The networking giant’s Talos security group claimed in a blog post that the issue occurred in mid-2013, revealing the WHOIS registration details of domain owners who had explicitly opted to keep their information private.
The domains were all registered via Google Apps using eNom as a registrar, with roughly 94% of the 305,925 registered affected, according to Cisco.
The irony is that the privacy service was explicitly created to prevent the kind of identity theft now made possible by the snafu.
The information exposed apparently included full names, addresses, phone numbers, and email addresses for each domain.
Google sent out the following note to Apps administrators:
“When the unlisted registration option was selected, your domain registration information was not included in the WHOIS directory for the first year. However, due to a software defect in the Google Apps renewal system, eNom’s unlisted registration service was not extended when your domain registration service was renewed. As a result, upon renewal and from then on forward, your registration information was listed publicly in the WHOIS directory.”

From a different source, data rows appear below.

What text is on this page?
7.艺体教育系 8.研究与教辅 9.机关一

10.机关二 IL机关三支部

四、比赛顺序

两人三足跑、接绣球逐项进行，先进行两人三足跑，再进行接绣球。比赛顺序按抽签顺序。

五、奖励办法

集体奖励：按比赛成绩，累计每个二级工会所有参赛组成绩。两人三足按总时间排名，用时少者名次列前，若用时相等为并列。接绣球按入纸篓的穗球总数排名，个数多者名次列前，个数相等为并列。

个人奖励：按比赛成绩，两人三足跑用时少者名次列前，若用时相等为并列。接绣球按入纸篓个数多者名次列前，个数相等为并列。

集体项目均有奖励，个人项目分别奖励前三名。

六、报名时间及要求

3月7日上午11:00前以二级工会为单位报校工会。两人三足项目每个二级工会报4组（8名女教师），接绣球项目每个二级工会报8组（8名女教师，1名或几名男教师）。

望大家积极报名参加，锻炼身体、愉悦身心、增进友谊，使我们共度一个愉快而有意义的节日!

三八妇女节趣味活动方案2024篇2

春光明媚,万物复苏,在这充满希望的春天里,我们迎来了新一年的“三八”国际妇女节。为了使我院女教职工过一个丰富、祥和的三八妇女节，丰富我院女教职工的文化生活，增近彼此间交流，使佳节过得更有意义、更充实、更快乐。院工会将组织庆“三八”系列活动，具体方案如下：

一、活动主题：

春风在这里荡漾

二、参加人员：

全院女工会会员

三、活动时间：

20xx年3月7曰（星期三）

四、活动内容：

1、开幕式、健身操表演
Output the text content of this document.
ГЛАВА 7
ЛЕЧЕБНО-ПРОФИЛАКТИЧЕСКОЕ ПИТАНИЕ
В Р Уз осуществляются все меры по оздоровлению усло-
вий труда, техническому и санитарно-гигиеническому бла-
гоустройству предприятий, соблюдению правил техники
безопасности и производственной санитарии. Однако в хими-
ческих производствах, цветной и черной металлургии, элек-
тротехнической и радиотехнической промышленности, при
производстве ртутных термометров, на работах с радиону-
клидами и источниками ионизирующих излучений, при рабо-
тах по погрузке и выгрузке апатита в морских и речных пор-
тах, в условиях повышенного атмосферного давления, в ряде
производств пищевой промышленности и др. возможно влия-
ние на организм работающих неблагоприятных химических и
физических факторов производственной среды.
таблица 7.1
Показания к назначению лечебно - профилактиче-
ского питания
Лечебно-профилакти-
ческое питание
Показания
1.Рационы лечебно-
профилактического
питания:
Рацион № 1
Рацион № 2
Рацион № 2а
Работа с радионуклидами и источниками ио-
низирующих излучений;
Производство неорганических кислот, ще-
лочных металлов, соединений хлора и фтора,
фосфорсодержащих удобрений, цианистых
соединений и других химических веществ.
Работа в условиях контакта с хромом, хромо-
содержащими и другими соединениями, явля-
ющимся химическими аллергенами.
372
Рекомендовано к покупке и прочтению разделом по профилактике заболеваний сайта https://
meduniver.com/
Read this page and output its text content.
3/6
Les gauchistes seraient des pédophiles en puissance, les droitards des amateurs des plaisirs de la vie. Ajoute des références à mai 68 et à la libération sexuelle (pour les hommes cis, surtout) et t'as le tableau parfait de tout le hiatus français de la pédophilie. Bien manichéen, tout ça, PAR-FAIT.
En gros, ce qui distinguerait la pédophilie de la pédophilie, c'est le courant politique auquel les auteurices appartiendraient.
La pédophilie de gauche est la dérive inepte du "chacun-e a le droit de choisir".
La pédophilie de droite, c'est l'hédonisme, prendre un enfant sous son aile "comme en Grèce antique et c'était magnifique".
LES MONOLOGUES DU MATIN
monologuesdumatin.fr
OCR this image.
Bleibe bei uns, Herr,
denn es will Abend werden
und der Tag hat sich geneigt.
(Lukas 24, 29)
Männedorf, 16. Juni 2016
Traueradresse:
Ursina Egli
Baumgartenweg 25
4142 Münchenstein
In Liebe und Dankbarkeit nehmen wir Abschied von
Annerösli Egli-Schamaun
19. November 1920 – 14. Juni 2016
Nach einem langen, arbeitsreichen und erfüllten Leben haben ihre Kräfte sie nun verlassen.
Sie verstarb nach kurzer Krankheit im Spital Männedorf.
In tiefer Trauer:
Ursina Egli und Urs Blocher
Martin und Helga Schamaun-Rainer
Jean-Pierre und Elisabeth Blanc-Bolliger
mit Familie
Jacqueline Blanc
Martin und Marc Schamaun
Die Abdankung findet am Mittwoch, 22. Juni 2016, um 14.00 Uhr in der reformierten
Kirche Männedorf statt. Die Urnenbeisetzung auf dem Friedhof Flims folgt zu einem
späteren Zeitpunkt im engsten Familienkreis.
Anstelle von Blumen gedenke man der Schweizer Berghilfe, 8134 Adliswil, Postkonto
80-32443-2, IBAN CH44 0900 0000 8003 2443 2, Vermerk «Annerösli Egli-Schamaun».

Cisco warned that those who have had their private details exposed are at a heightened risk of spear phishing and identity theft.
Although Google’s security team restored the privacy settings “within days” of being notified by Cisco, the firm warned that “the internet never forgets.”
“Affected users need to realize that this information has been publicized. These records will continue to be available to anyone with access to a cached database of WHOIS information,” Cisco added.
“Organizations that handle any sensitive information must ensure that the appropriate systems are safeguarded and that the processes handle failure gracefully. In this instance, a simple check on domains changing state from being privacy protected to not being privacy protected could have identified the problem as it started to occur.”